Central Dogma Transformer II: An AI Microscope for Understanding Cellular Regulatory Mechanisms

Current biological AI models lack interpretability -- their internal representations do not correspond to biological relationships that researchers can examine. Here we present CDT-II, an "AI microscope" whose attention maps are directly interpretable as regulatory structure. By mirroring the central dogma in its architecture, each attention mechanism corresponds to a specific biological relationship: DNA self-attention for genomic relationships, RNA self-attention for gene co-regulation, and DNA-to-RNA cross-attention for transcriptional control. Using only genomic embeddings and raw per-cell expression, CDT-II enables experimental biologists to observe regulatory networks in their own data. Applied to K562 CRISPRi data, CDT-II predicts perturbation effects (per-gene mean $r = 0.84$) and recovers the GFI1B regulatory network without supervision (6.6-fold enrichment, $P = 3.5 \times 10^{-17}$). Two distinct attention mechanisms converge on an RNA processing module ($P = 1 \times 10^{-16}$). CDT-II establishes mechanism-oriented AI as an alternative to task-oriented approaches, revealing regulatory structure rather than merely optimizing predictions.

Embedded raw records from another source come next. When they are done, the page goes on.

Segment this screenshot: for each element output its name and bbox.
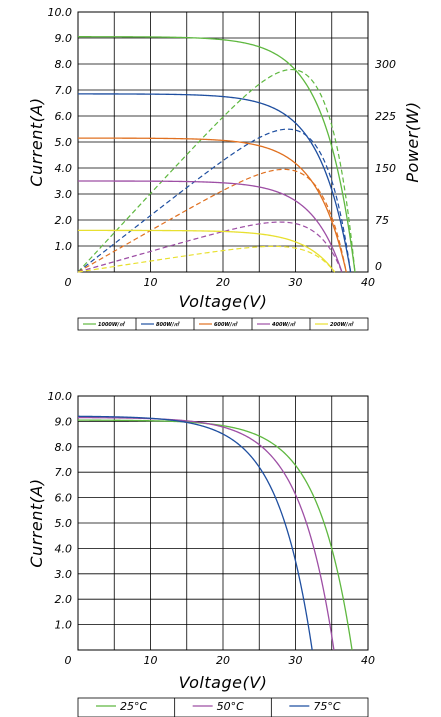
y2-tick-label: 75	[375, 214, 389, 227]
iv-curve-series	[77, 415, 313, 651]
legend-label: 50°C	[217, 700, 244, 713]
y-tick-label: 9.0	[55, 32, 73, 45]
legend-label: 400W/㎡	[272, 321, 296, 328]
power-curve-series	[77, 168, 347, 273]
y2-axis-label: Power(W)	[403, 101, 422, 182]
y-tick-label: 5.0	[55, 517, 73, 530]
x-axis-label: Voltage(V)	[179, 292, 268, 311]
x-tick-label: 20	[216, 276, 230, 289]
y-axis-label: Current(A)	[27, 478, 46, 567]
y-tick-label: 7.0	[55, 466, 73, 479]
temperature-chart: 10.0 9.0 8.0 7.0 6.0 5.0 4.0 3.0 2.0 1.0 0 10 20 30 40…	[27, 390, 375, 717]
y2-tick-label: 300	[375, 58, 396, 71]
irradiance-chart: 10.0 9.0 8.0 7.0 6.0 5.0 4.0 3.0 2.0 1.0 0 10 20 30 40…	[27, 6, 422, 331]
plot-frame	[77, 11, 369, 273]
legend-label: 75°C	[313, 700, 340, 713]
x-tick-label: 0	[65, 276, 72, 289]
iv-curve-series	[78, 229, 336, 273]
power-curve-series	[77, 221, 343, 273]
y-tick-label: 6.0	[55, 110, 73, 123]
y-tick-label: 4.0	[55, 542, 73, 555]
y2-tick-label: 225	[375, 110, 396, 123]
legend-label: 200W/㎡	[330, 321, 354, 328]
y-tick-label: 5.0	[55, 136, 73, 149]
y-axis-label: Current(A)	[27, 97, 46, 186]
y-tick-label: 2.0	[55, 214, 73, 227]
y-tick-label: 6.0	[55, 492, 73, 505]
x-tick-label: 30	[289, 276, 303, 289]
legend-label: 600W/㎡	[214, 321, 238, 328]
y-tick-label: 1.0	[55, 619, 73, 632]
legend-label: 1000W/㎡	[98, 321, 125, 328]
y-tick-label: 8.0	[55, 441, 73, 454]
iv-curve-series	[78, 180, 343, 273]
power-curve-series	[77, 68, 356, 273]
x-tick-label: 10	[144, 654, 158, 667]
legend-box	[77, 317, 369, 331]
y-tick-label: 2.0	[55, 593, 73, 606]
power-curve-series	[77, 128, 352, 273]
y-tick-label: 3.0	[55, 188, 73, 201]
legend-label: 800W/㎡	[156, 321, 180, 328]
y2-tick-label: 150	[375, 162, 396, 175]
x-axis-label: Voltage(V)	[179, 673, 268, 692]
x-tick-label: 40	[361, 654, 375, 667]
y-tick-label: 7.0	[55, 84, 73, 97]
y-tick-label: 3.0	[55, 568, 73, 581]
iv-curve-series	[78, 416, 335, 651]
iv-curve-series	[78, 137, 347, 273]
y-tick-label: 4.0	[55, 162, 73, 175]
x-tick-label: 30	[289, 654, 303, 667]
iv-curve-series	[78, 36, 356, 273]
power-curve-series	[77, 245, 336, 273]
y-tick-label: 10.0	[48, 6, 73, 19]
y2-tick-label: 0	[375, 260, 382, 273]
plot-frame	[77, 395, 369, 651]
x-tick-label: 0	[65, 654, 72, 667]
x-tick-label: 10	[144, 276, 158, 289]
x-tick-label: 40	[361, 276, 375, 289]
iv-curve-series	[78, 419, 353, 651]
y-tick-label: 9.0	[55, 415, 73, 428]
y-tick-label: 8.0	[55, 58, 73, 71]
legend-box	[77, 697, 369, 717]
legend-label: 25°C	[120, 700, 147, 713]
y-tick-label: 10.0	[48, 390, 73, 403]
y-tick-label: 1.0	[55, 240, 73, 253]
iv-curve-series	[78, 93, 352, 273]
x-tick-label: 20	[216, 654, 230, 667]
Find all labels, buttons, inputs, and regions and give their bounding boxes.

Central Dogma Transformer: Towards Mechanism-Oriented AI for Cellular Understanding

Understanding cellular mechanisms requires integrating information across DNA, RNA, and protein - the three molecular systems linked by the Central Dogma of molecular biology. While domain-specific foundation models have achieved success for each modality individually, they remain isolated, limiting our ability to model integrated cellular processes. Here we present the Central Dogma Transformer (CDT), an architecture that integrates pre-trained language models for DNA, RNA, and protein following the directional logic of the Central Dogma. CDT employs directional cross-attention mechanisms - DNA-to-RNA attention models transcriptional regulation, while RNA-to-Protein attention models translational relationships - producing a unified Virtual Cell Embedding that integrates all three modalities. We validate CDT v1 - a proof-of-concept implementation using fixed (non-cell-specific) RNA and protein embeddings - on CRISPRi enhancer perturbation data from K562 cells, achieving a Pearson correlation of 0.503, representing 63% of the theoretical ceiling set by cross-experiment variability (r = 0.797). Attention and gradient analyses provide complementary interpretive windows: in detailed case studies, these approaches highlight largely distinct genomic regions, with gradient analysis identifying a CTCF binding site that Hi-C data showed as physically contacting both enhancer and target gene. These results suggest that AI architectures aligned with biological information flow can achieve both predictive accuracy and mechanistic interpretability.